Compliance with TCS may be a very significant issue in AD patients. Adherence to regimens varies significantly, although patients may report near perfect usage.

Ceramide-based barrier creams, pimecrolimus cream, and tacrolimus ointment can augment the benefit of TCS therapy of AD in both adults and children. (see Chapter 48 .)

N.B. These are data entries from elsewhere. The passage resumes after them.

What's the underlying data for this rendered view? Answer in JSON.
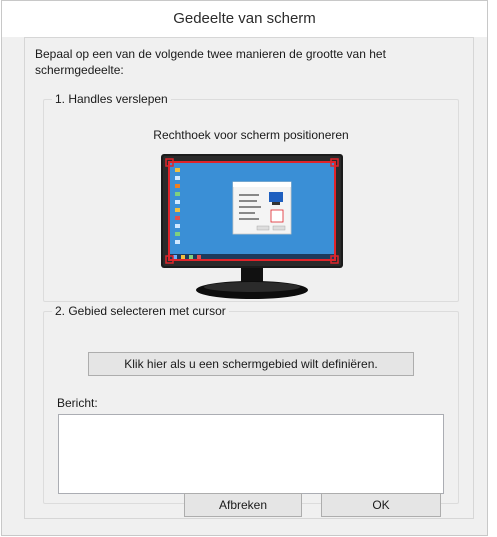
{
  "window": {
    "title": "Gedeelte van scherm"
  },
  "intro": "Bepaal op een van de volgende twee manieren de grootte van het schermgedeelte:",
  "group1": {
    "legend": "1. Handles verslepen",
    "caption": "Rechthoek voor scherm positioneren",
    "selection_color": "#e0242a",
    "screen_color": "#3a8fd6"
  },
  "group2": {
    "legend": "2. Gebied selecteren met cursor",
    "define_button": "Klik hier als u een schermgebied wilt definiëren.",
    "message_label": "Bericht:",
    "message_value": ""
  },
  "buttons": {
    "cancel": "Afbreken",
    "ok": "OK"
  }
}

Discoid Lupus Erythematosus

Fluocinonide 0.05% cream and topical tacrolimus 0.3% in clobetasol propionate 0.05% ointment have been shown to be effective in treating individuals with discoid lupus erythematosus.

Granuloma Annulare

Superpotent TCS alone or high-potency TCS under occlusion are effective treatments for localized granuloma annulare. Occlusive TCS preparations (such as flurandrenolide tape) and intralesional TCS treatment (such as 5–10 mg/mL triamcinolone acetonide) are also effective.

Lichen Planus—Cutaneous.

Localized cutaneous lichen planus (LP) generally responds to TCS. Fluocinonide in an adhesive base produced good to partial responses in 16 of 20 cutaneous LP patients treated in a randomized, double-blind, placebo-controlled study. TCS are also useful in the treatment of lichen planopilaris.

Lichen Planus—Oral

Oral erosive LP can be effectively treated with TCS in gels, ointments, inhalers, and rinses. Dexamethasone elixir or solution and prednisolone oral solution to be used as rinses are currently available. Mometasone furoate 1% microemulsion mouthwash three times daily over 30 days significantly reduced pain and lesion surface area in a phase II clinical trial with 49 patients. Fluticasone propionate spray four times daily and betamethasone sodium phosphate mouth rinse four times daily were both effective in a 6-week randomized, cross-over study of 48 patients. A comparative study suggested that clobetasol ointment in an adhesive base, plus antimycotics, was as effective as oral prednisone 50 mg daily. Clobetasol propionate 0.05% ointment was superior to fluocinonide 0.05% ointment in a placebo-controlled, comparative study for treatment of atrophic–erosive oral lichen planus.